To conclude this interesting examination that Frode had spent hours on; development time came to be around the same when adding up time savers used in the WP7 process, which is surprising considering how Visual Studio emphasises on UI development over actual back-end coding. Moving onto the actual release, the submission process for both platforms are pretty similar with a few noticeable differences, which Frode lists:

  • The android platform requires you to enter a content rating (Teen/Mature, etc)
  • The WP Marketplace allows you to price the product differently in different countries.
  • Android allows advanced copy protection with a licensing server. Takes some implementing. Unsure where WP7 stands here.
  • WP7 allows support for trial mode

The Windows Marketplace allows for users (and potential buyers) to trial a developer's app to see how it runs on his (or her) device, if it performs desired tasks and looks good. I, personally, believe this to be an incredible touch for the platform that will certainly aid in keeping the Marketplace clean of multiple versions of one app (FREE, LIVE etc.).

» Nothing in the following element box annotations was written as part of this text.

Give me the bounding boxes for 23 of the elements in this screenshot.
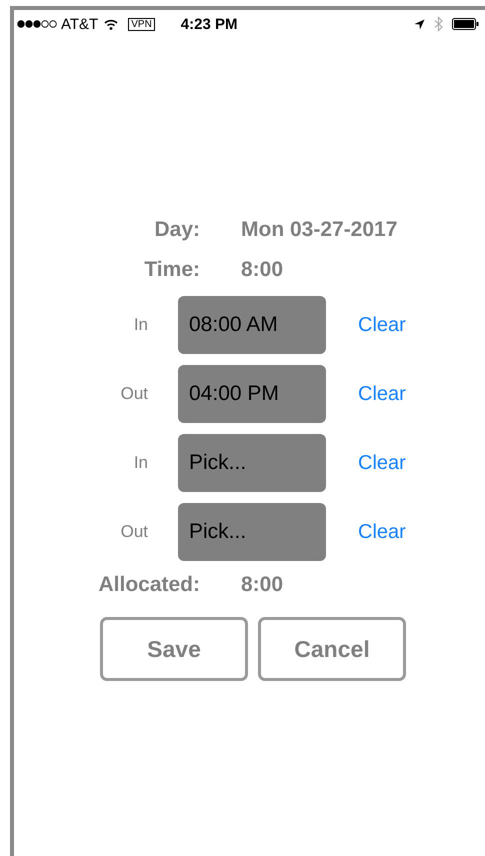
field-value: 8:00 (241, 258, 284, 282)
punch-label: In (132, 315, 148, 335)
field-label: Day: (153, 218, 200, 242)
cancel-button[interactable]: Cancel (258, 617, 406, 681)
carrier-name: AT&T (61, 16, 98, 32)
time-picker[interactable]: 04:00 PM (178, 365, 326, 423)
time-picker[interactable]: 08:00 AM (178, 296, 326, 354)
vpn-indicator: VPN (128, 18, 155, 30)
punch-label: In (132, 453, 148, 473)
time-picker[interactable]: Pick... (178, 503, 326, 561)
status-time: 4:23 PM (180, 16, 238, 32)
field-value: Mon 03-27-2017 (241, 218, 398, 242)
field-label: Allocated: (97, 573, 200, 597)
clear-link[interactable]: Clear (358, 382, 406, 406)
clear-link[interactable]: Clear (358, 314, 406, 336)
field-value: 8:00 (241, 573, 284, 597)
save-button[interactable]: Save (100, 617, 248, 681)
punch-label: Out (120, 384, 148, 404)
time-picker[interactable]: Pick... (178, 434, 326, 492)
punch-label: Out (120, 522, 148, 542)
field-label: Time: (143, 258, 200, 282)
clear-link[interactable]: Clear (358, 452, 406, 474)
clear-link[interactable]: Clear (358, 520, 406, 544)
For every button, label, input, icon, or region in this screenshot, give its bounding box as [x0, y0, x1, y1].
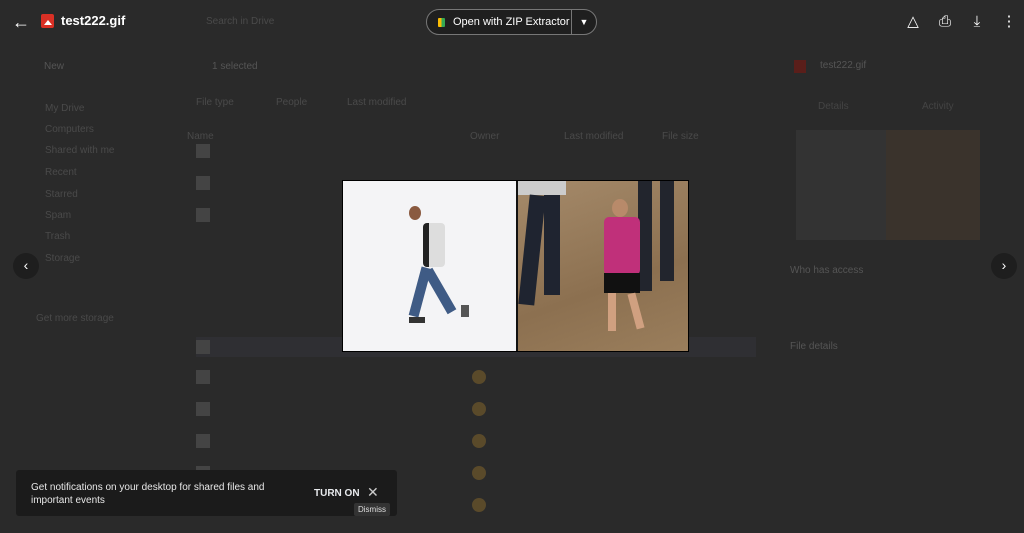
details-tab: Details	[818, 101, 849, 112]
dismiss-tooltip: Dismiss	[354, 503, 390, 516]
selected-count: 1 selected	[212, 61, 258, 72]
gif-preview	[342, 180, 689, 352]
activity-tab: Activity	[922, 101, 954, 112]
gif-frame-left	[343, 181, 516, 351]
details-file-name: test222.gif	[820, 60, 867, 71]
file-details-heading: File details	[790, 341, 838, 352]
notification-toast: Get notifications on your desktop for sh…	[16, 470, 397, 516]
previous-file-button[interactable]: ‹	[13, 253, 39, 279]
next-file-button[interactable]: ›	[991, 253, 1017, 279]
open-with-label: Open with ZIP Extractor	[453, 16, 570, 28]
image-file-icon	[41, 14, 54, 28]
sidebar-storage: Storage	[45, 253, 81, 264]
gif-frame-right	[516, 181, 688, 351]
sidebar-recent: Recent	[45, 167, 77, 178]
zip-extractor-icon	[438, 17, 445, 27]
more-vert-icon[interactable]: ⋮	[999, 12, 1019, 32]
sidebar-computers: Computers	[45, 124, 94, 135]
open-with-button[interactable]: Open with ZIP Extractor ▼	[426, 9, 597, 35]
get-storage-button: Get more storage	[36, 313, 114, 324]
sidebar-shared: Shared with me	[45, 145, 115, 156]
file-title: test222.gif	[61, 13, 126, 28]
back-arrow-icon[interactable]: ←	[12, 12, 32, 32]
sidebar-spam: Spam	[45, 210, 72, 221]
turn-on-button[interactable]: TURN ON	[314, 488, 360, 499]
viewer-toolbar: ← test222.gif Open with ZIP Extractor ▼ …	[0, 0, 1024, 44]
toast-message: Get notifications on your desktop for sh…	[31, 482, 265, 506]
add-shortcut-icon[interactable]: △	[903, 12, 923, 32]
who-has-access: Who has access	[790, 265, 864, 276]
download-icon[interactable]: ⤓	[967, 12, 987, 32]
filter-people: People	[276, 97, 308, 108]
chevron-down-icon[interactable]: ▼	[572, 17, 596, 27]
sidebar-my-drive: My Drive	[45, 103, 85, 114]
sidebar-trash: Trash	[45, 231, 71, 242]
new-button: New	[44, 61, 65, 72]
open-with-zip-extractor[interactable]: Open with ZIP Extractor	[427, 10, 572, 34]
sidebar-starred: Starred	[45, 189, 78, 200]
close-icon[interactable]: ✕	[367, 484, 379, 501]
filter-last-modified: Last modified	[347, 97, 407, 108]
print-icon[interactable]: ⎙	[935, 12, 955, 32]
filter-file-type: File type	[196, 97, 234, 108]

Uploading and publishing the app, it was time for Frode to pull up a chair and watch the money roll in, well priced at $1 there wouldn’t be much of an earning but for test purposes it’s all good. This is when he began checking the report centre for both platforms to keep a close eye on how sells were going. His experience concludes that the Google reporting interface wins by a thread. Google publishes each purchase with full information about the buyer, while Microsoft provides a summary per country (only those who are available to access and download apps from the Marketplace of course). One huge bonus he found with the Google interface is error reporting, which provides access to a runtime report - with full stacktrace - on any Android phone in the world. This is something that Microsoft does not have on their platform (I would like to add yet).

Final results showed that his app sold more copies on the Windows Marketplace (36) compared to Android (15), but this could be influenced by competition present on Android from both paid and free alternatives. He was also impressed by both platforms and enjoyed devloping using both IDEs. So, there you have it, the summary of a Windows Mobile developer comparing Android and the new Windows Phone 7. Where has he chosen to develop his next project? Android. Will he be venturing onto the WP7 continent? Depends which direction the wind blows.